Post
Topic
Board Mining (Altcoins)
Re: [OS] nvOC easy-to-use Linux Nvidia Mining v0018
by
Maxximus007
on 24/07/2017, 09:08:35 UTC
Hi All,

A GPU was lost in a rig this weekend, and unfortunately the watchdog did not reboot the rig. After inspection, nvidia-smi is not just reporting the new number of GPU's, but gives a warning. Watchdog was not ready for this message, and just errored.
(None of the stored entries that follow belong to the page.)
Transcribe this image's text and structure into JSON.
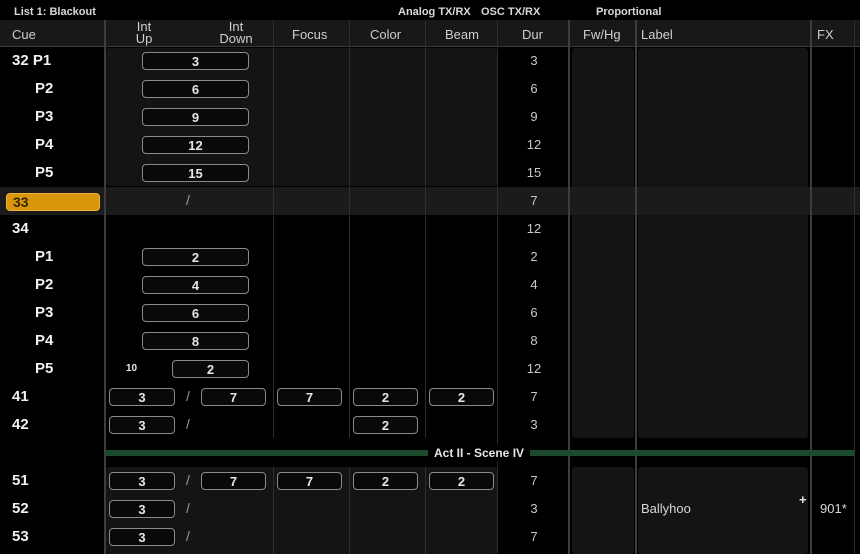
{
  "top": {
    "list_title": "List 1: Blackout",
    "analog": "Analog TX/RX",
    "osc": "OSC TX/RX",
    "mode": "Proportional"
  },
  "headers": {
    "cue": "Cue",
    "int_up_1": "Int",
    "int_up_2": "Up",
    "int_down_1": "Int",
    "int_down_2": "Down",
    "focus": "Focus",
    "color": "Color",
    "beam": "Beam",
    "dur": "Dur",
    "fwhg": "Fw/Hg",
    "label": "Label",
    "fx": "FX"
  },
  "rows": [
    {
      "cue": "32 P1",
      "up": "3",
      "dur": "3"
    },
    {
      "cue": "P2",
      "up": "6",
      "dur": "6"
    },
    {
      "cue": "P3",
      "up": "9",
      "dur": "9"
    },
    {
      "cue": "P4",
      "up": "12",
      "dur": "12"
    },
    {
      "cue": "P5",
      "up": "15",
      "dur": "15"
    },
    {
      "cue": "33",
      "slash": "/",
      "dur": "7",
      "selected": true
    },
    {
      "cue": "34",
      "dur": "12"
    },
    {
      "cue": "P1",
      "up": "2",
      "dur": "2"
    },
    {
      "cue": "P2",
      "up": "4",
      "dur": "4"
    },
    {
      "cue": "P3",
      "up": "6",
      "dur": "6"
    },
    {
      "cue": "P4",
      "up": "8",
      "dur": "8"
    },
    {
      "cue": "P5",
      "delay": "10",
      "up": "2",
      "dur": "12"
    },
    {
      "cue": "41",
      "up": "3",
      "down": "7",
      "focus": "7",
      "color": "2",
      "beam": "2",
      "dur": "7"
    },
    {
      "cue": "42",
      "up": "3",
      "color": "2",
      "dur": "3"
    },
    {
      "cue": "51",
      "up": "3",
      "down": "7",
      "focus": "7",
      "color": "2",
      "beam": "2",
      "dur": "7"
    },
    {
      "cue": "52",
      "up": "3",
      "dur": "3",
      "label": "Ballyhoo",
      "label_mark": "+",
      "fx": "901*"
    },
    {
      "cue": "53",
      "up": "3",
      "dur": "7"
    }
  ],
  "scene_divider": "Act II - Scene IV",
  "colors": {
    "selection": "#d8960a",
    "divider": "#1d4a2c"
  }
}
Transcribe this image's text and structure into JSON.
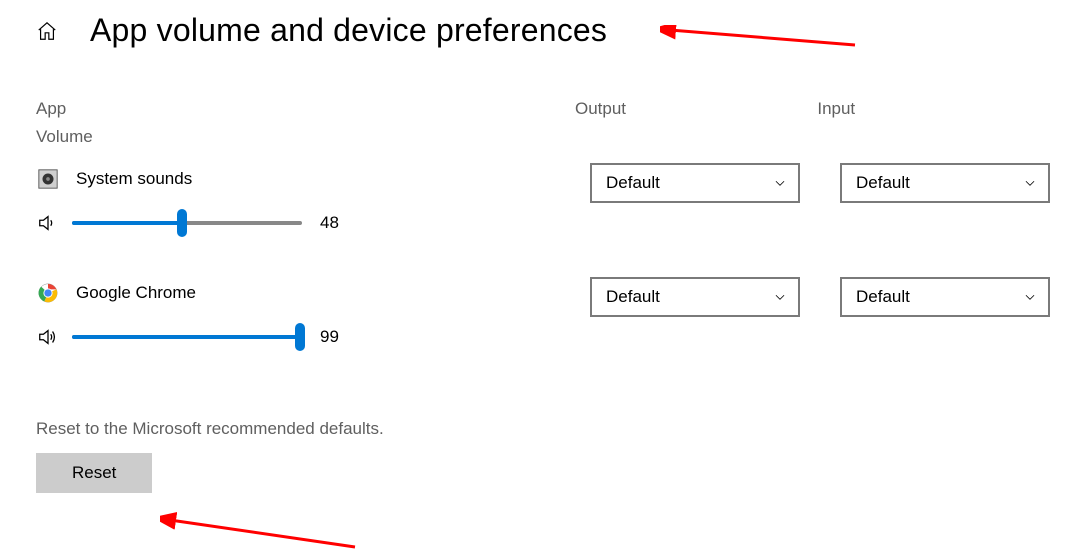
{
  "header": {
    "title": "App volume and device preferences"
  },
  "columns": {
    "app": "App",
    "output": "Output",
    "input": "Input"
  },
  "volume_label": "Volume",
  "apps": [
    {
      "name": "System sounds",
      "volume": 48,
      "output": "Default",
      "input": "Default",
      "icon": "system-sounds-icon"
    },
    {
      "name": "Google Chrome",
      "volume": 99,
      "output": "Default",
      "input": "Default",
      "icon": "chrome-icon"
    }
  ],
  "reset": {
    "description": "Reset to the Microsoft recommended defaults.",
    "button_label": "Reset"
  }
}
Therefore a new code block for Watchdog:
Code:
 numtest='^[0-9]+$'
  
  for UTIL in $UTILIZATIONS
  do
    if ! [[ $UTIL =~ $numtest ]]
    then
        # Not numeric so: Help we've lost a GPU, so reboot
        echo "$(date) - Lost GPU so restarting system. Found GPU's:" | tee -a ${LOG_FILE}
        echo "" | tee -a ${LOG_FILE}
        #Hope PCI BUS info will help find the faulty GPU
        nvidia-smi --query-gpu=gpu_bus_id --format=csv | tee -a ${LOG_FILE}
        echo "reboot in 10 seconds"
        echo ""
        sleep 10
        sudo reboot
    fi

    # If utilization is lower than threshold count them:
    if [ $UTIL -lt $THRESHOLD ]
    then
      echo "$(date) - GPU under threshold found"
      echo ""
      let COUNT=COUNT-1
    fi
    let GPU=GPU+1
  done

just replace the old "for UTIL in $UTILIZATIONS.." block with the new one.